Table of content:
Being a person which make notes all the time, when reading pdf books, I was trying to make annotation
We already have several markups out there which are used very heavily, Markdown and XML are most popular ones. XML is data oriented but is ineficient in several ways.
Mardown is a presentional markup, having a lot of what I would want but is not a semantic one. Almost, because for example, the primary limitation of Markdown is that it is linked to the HTML markup, which is far from perfect and serve other purpose now (HTML5) now than representing text. If you check Commonmark specs which is a better specification, it does exactly the same. Unlink HTML from the markup remove a lot of constraints and permit better data representation and links inside a text.
The IDK markup goal is to have both of the two worlds, a markup which balance towards a plain text format and towards data representation.
Being someone which write up eveything I found interesting on my smartphone, computer or paper. I have a very need to be able to make a search for specific ones when I am working or reading on a subject. Sometimes this is directly written by myself but sometimes it come from a source I am reading. In this case I need an untrusive way to quickly pick the text and move on in order to avoid cutting the reading flow as possible.
Text extraction software are clunky or slow or both
Numeric book data extraction:
All of them does not support text highlighting properly: clunky selection, data extraction not well designed or they completely lack it. For example Microsoft Edge drop them recently. The reason why they fail to provide these features is because these software are for different use than that, which made me think that a specialized one is needed (but not present in the market).
Note taking:
They use a subset of Markdown, which is a great markup to specify semantic to a text. But it lack some features I would want.
It is not as readable as it could be for my taste, because they provide visuals and user experience on top it is ok to use it for that, but Markdown is a very bad markup for data representation They go around that by leveraging the software but it still means that all the software is built around it, which make it hard to implement innovative features.
A highly wanted feature would be to be able to highlights chunk of text from a numeric file and add some details to it, which we could link to other notes and be searchable, they don't have it. It means if we want to add the text taken from the source we must write ourselves all the details. It would'nt be the end of the end if we didn't losse a very important piece of data : its context.
Any text written has a specific context, its date of creation telling us the state of the world when it was written, the whole text in which the chunk of text was written and much more.
The data is here somewhat though, when we read an interesting text, some piece of it is more important than others, if we just extract them and leave the rest unsaved, it will miss a lot of the information. Maybe it makes sense when we write it on the fresh day, but read back the text in few years and the context is gone completely. It is not rare to read something you've written and don't have a clue why you wrote it. This happens a lot on quick notes, but still, being able redive on enought depth on the subject is key sometimes.

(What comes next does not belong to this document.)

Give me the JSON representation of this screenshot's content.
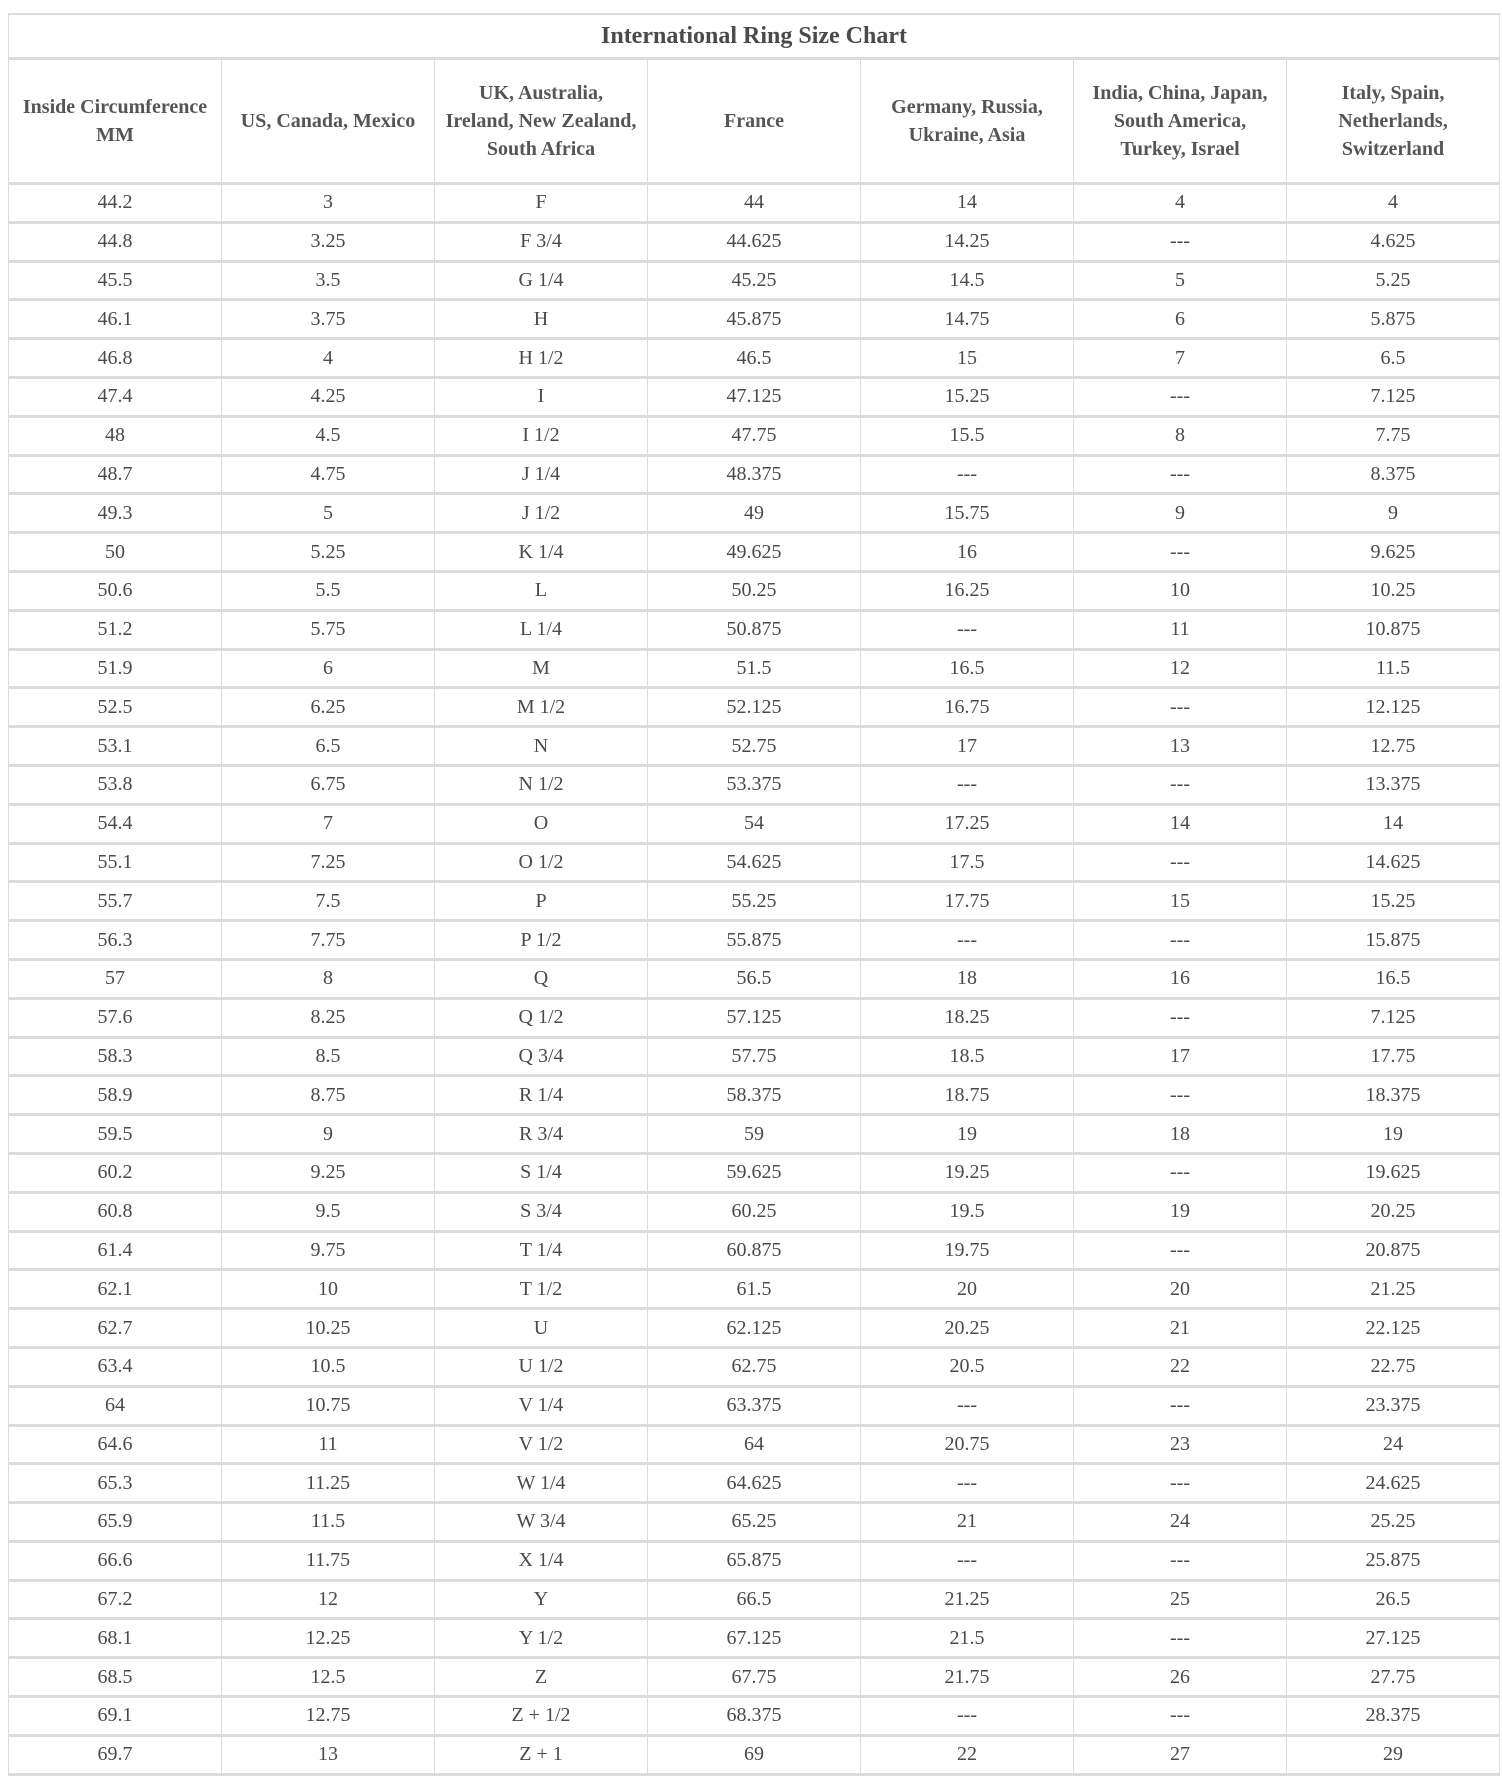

We can see that they are not the tools for my use case, which means that if I don't create one myself, there is low chance to find later one that will. Because this is very important to me, I can't live without it, I need to build one.
If you want a software
How to fix it:
The markup must provide ways to search and mark text as data, numeric, token, text. All of them should have ways to encode fine details in them.
The markup should be usable at first try, added feature should not break that. If someone new to it is having hard time to understand why the way he wrotes the text fail or having lot of error while writing simple text, there is high probability that the markup should change.
It should have possibilities to encode complex writing and relations between part of texts.
It should keep the basic writing features very easy to read, for comparison it should be a bit more readable than Markdown file format.
Having very detailed logs is not the goal yet, but it must catch error with precise location and avoid stack trace like Java. The parsing should fix as possible as error it can, helping the writer to not much think about his writing.
It should be as a tool which have two personalities, one side will permit very easy writing, the other will be highly capable of transforming the text and represent its meaning.
No compromise should be made on the performance, the parser should be able to parse hundreds of file, checks their links in a very short time scale. The purpose is to be able to use it for computation, for the bonus it will have responsive UX.
Something is right for every file format adoption, it must be easy to implement. To achieve that there is several ways, provide tools easy to use and integrate, be open. The markup should do all of them.
By having a possibily to do it will permit writer to alter the markup for their own needs. The way I see this is having a standard set of rules for the markup, then you permit anyone to add features which will never breaks the standard. Maybe a file that specify markup rules computation addition. Never allow to modify the standard is very important though.
Majority of the IDK possibilities are available everywhere where it make sense. Id est a table's cell must have the formating capacity, footnote reference and more. So keep in mind that if you see a feature listed below there is high probability to be available for your exotic use case.
IDK must produce HTML which is compliant to the specs, the output is checked regularly to see if it does.